La couverture en moustiquaires imprégnées est passée de 46 % en 2021 à 59 % en 2023. Cette progression s’explique par de vastes campagnes porte-à-porte et une meilleure sensibilisation communautaire, même si la distribution connaît encore des poches de résistance dans certaines zones forestières ou insulaires.
La chimio-prévention saisonnière suit la même tendance, avec un bond spectaculaire : de 200 000 enfants protégés en 2012 à 53 millions en 2023, répartis dans 18 pays. Les cliniciens saluent une mesure peu coûteuse, particulièrement adaptée aux régions sahéliennes où le risque est concentré.
En matière de vaccination, près de six millions d’enfants avaient déjà reçu une première dose en juillet 2025 dans 20 pays pilotes. Les ministres prévoient d’étendre progressivement l’initiative, en alignant la distribution du sérum sur les calendriers de vaccination infantile existants.
Perspectives pour Brazzaville et le continent
Pour Brazzaville, capitale où l’urbanisation rapide multiplie les points d’eau stagnante, le renforcement des chaînes d’approvisionnement annoncé à Lusaka constitue une assurance supplémentaire. La disponibilité continue de tests rapides et d’ACT devrait consolider les efforts déjà visibles dans les dispensaires du cinquième arrondissement et au-delà.
Les responsables sanitaires congolais envisagent d’appuyer cette dynamique par une meilleure intégration des bases de données nationales au système continental d’alerte précoce.

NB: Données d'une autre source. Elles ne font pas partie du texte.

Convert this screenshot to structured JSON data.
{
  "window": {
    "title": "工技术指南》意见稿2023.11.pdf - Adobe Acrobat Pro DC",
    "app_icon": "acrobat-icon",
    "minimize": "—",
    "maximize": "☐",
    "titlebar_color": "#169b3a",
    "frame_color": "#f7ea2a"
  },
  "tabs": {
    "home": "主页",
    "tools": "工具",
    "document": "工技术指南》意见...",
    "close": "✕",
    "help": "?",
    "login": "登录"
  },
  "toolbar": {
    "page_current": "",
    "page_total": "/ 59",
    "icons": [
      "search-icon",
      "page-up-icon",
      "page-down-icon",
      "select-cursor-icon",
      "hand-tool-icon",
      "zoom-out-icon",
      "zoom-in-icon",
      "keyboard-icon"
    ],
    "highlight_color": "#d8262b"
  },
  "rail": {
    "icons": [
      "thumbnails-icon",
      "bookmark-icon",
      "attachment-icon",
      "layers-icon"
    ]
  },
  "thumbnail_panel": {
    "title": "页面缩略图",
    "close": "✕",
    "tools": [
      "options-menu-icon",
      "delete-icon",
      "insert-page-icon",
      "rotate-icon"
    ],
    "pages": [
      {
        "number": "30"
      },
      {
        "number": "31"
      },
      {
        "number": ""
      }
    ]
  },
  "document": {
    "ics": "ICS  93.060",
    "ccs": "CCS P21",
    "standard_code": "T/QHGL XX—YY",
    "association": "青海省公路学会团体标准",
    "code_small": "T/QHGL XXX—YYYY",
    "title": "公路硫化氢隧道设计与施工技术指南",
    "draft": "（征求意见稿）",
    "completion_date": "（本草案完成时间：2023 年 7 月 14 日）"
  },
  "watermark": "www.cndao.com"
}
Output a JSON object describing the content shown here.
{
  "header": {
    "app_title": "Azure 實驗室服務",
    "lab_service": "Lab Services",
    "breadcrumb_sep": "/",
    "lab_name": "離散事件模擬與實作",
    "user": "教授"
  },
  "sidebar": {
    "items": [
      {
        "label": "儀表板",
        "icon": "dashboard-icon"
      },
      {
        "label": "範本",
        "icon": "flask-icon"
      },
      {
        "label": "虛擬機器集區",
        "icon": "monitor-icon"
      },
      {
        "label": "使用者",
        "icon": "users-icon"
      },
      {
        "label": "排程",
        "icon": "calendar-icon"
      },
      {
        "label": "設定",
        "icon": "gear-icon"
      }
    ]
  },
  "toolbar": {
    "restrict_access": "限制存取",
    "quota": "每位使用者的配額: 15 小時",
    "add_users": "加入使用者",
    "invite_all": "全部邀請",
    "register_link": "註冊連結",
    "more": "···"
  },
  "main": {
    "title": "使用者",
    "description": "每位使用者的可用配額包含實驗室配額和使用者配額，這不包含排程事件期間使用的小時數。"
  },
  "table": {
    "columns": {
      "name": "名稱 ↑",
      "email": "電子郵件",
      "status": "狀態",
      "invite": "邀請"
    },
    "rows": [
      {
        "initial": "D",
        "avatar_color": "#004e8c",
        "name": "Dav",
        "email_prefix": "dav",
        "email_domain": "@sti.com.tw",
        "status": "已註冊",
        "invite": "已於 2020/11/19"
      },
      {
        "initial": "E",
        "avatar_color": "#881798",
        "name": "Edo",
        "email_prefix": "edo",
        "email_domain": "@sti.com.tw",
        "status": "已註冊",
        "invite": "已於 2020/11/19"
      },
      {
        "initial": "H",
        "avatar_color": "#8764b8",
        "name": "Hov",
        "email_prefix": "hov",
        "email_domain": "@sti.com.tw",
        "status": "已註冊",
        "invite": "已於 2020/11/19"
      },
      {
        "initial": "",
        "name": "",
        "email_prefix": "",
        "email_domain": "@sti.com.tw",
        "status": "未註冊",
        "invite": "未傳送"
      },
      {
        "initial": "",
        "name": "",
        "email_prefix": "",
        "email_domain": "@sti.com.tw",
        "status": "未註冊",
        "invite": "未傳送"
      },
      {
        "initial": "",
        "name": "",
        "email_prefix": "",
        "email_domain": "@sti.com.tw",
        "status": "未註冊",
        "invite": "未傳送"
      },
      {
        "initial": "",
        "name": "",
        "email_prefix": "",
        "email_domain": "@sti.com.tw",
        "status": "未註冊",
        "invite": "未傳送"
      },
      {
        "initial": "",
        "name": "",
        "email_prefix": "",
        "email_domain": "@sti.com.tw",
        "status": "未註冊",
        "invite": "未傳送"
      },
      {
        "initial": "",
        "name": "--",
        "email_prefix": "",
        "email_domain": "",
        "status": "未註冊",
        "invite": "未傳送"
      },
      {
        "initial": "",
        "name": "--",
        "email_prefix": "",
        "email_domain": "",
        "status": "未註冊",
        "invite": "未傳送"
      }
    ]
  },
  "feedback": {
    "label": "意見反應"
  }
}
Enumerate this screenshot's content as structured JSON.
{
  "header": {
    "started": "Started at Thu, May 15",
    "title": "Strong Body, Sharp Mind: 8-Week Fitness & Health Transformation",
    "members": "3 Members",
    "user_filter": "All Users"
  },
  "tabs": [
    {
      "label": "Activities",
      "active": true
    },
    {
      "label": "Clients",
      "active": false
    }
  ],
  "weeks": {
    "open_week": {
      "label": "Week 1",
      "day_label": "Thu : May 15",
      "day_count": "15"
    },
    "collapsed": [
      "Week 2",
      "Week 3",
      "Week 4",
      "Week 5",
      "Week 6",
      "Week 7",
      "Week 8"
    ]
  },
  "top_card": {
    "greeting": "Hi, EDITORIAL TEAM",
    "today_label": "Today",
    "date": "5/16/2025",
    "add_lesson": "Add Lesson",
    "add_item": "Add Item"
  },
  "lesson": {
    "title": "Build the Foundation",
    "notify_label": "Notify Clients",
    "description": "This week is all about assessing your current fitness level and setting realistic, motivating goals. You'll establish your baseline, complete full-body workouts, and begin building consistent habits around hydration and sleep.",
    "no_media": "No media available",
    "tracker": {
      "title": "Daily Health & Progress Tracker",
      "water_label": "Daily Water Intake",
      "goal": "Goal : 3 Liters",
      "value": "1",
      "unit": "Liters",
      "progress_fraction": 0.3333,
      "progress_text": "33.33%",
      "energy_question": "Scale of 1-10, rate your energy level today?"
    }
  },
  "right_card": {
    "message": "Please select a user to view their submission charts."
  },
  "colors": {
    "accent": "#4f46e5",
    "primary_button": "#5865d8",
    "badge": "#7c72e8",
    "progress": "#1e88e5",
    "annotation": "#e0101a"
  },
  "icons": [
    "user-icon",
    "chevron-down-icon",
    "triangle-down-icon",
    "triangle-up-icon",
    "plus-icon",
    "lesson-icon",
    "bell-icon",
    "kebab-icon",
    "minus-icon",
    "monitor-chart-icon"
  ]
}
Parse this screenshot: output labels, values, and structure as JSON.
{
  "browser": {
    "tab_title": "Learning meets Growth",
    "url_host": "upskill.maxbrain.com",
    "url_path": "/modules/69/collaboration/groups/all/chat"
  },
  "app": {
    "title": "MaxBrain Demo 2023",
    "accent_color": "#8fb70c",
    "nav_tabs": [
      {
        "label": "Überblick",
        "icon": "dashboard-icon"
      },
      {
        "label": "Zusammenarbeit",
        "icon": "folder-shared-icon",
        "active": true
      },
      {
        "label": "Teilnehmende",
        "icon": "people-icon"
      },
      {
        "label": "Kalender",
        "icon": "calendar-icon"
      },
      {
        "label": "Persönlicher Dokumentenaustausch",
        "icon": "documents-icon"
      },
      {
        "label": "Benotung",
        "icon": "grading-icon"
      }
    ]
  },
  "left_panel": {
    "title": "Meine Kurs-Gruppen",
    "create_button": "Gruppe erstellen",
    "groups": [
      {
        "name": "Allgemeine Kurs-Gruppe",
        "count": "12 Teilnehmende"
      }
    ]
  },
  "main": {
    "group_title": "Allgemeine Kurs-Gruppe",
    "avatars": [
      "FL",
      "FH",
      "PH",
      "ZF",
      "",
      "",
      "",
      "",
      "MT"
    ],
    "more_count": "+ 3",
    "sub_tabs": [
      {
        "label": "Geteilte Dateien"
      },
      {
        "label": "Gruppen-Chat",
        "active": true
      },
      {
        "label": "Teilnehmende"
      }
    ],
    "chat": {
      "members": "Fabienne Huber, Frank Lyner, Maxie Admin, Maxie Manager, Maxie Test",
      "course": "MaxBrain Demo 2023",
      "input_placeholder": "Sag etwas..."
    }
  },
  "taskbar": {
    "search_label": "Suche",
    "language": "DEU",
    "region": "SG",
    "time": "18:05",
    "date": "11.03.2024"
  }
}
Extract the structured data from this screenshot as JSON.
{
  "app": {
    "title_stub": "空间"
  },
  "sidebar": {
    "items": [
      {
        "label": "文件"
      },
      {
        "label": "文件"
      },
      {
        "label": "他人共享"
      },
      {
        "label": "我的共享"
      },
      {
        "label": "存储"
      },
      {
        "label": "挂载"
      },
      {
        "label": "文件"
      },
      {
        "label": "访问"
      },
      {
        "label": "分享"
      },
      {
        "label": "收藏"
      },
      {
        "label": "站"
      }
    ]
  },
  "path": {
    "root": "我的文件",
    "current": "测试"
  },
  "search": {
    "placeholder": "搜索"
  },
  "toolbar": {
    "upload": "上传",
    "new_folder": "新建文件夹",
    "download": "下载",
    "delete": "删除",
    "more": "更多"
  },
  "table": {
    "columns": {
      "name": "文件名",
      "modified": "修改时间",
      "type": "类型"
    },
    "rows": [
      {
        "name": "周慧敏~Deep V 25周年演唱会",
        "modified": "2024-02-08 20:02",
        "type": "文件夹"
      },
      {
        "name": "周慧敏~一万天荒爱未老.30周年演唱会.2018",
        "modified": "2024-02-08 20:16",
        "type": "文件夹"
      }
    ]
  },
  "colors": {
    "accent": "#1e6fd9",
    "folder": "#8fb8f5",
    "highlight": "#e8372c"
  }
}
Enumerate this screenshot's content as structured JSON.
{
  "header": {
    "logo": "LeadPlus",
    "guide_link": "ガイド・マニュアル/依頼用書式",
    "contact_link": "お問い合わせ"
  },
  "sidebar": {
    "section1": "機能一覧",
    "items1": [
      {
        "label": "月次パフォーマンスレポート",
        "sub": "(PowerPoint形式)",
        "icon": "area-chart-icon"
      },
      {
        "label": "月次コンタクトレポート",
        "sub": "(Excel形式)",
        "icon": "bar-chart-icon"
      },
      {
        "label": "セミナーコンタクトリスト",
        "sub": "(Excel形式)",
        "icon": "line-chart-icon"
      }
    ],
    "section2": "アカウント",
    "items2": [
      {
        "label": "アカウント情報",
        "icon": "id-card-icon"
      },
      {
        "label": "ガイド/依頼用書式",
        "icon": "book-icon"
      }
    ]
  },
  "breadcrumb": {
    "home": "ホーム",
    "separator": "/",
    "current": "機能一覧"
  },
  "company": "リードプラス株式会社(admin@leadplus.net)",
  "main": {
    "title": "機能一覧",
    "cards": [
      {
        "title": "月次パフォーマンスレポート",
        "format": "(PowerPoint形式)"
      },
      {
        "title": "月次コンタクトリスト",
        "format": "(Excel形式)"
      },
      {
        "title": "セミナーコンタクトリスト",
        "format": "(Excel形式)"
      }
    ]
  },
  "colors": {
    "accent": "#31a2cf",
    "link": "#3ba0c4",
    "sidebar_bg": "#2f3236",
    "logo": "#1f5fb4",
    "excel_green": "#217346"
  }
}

Leur priorité est de prédire la demande quartier par quartier, afin de prévenir les ruptures et d’optimiser la rotation des stocks sensibles à la chaleur.
Dans les universités de Brazzaville, de jeunes chercheurs travaillent déjà sur des algorithmes capables de corréler humidité, température et densité de population aux appels enregistrés sur les lignes vertes anti-paludisme. Le partage de ces innovations avec la plateforme régionale reste un enjeu stratégique évoqué à Lusaka.
À l’issue des trois jours, les ministres ont convenu de publier un tableau de bord semestriel, accessible au public, pour suivre les indicateurs clés. Transparence et redevabilité, insistent-ils, favoriseront la mobilisation citoyenne, en particulier parmi la jeunesse urbaine qui relaie déjà les messages de prévention.
Les participants se sont engagés à présenter, dans un an, un rapport d’avancement détaillé lors de la prochaine réunion régionale. Cette échéance annuelle devrait maintenir la pression et rappeler que, face au paludisme, chaque trimestre perdu se traduit encore par des vies fauchées inutilement.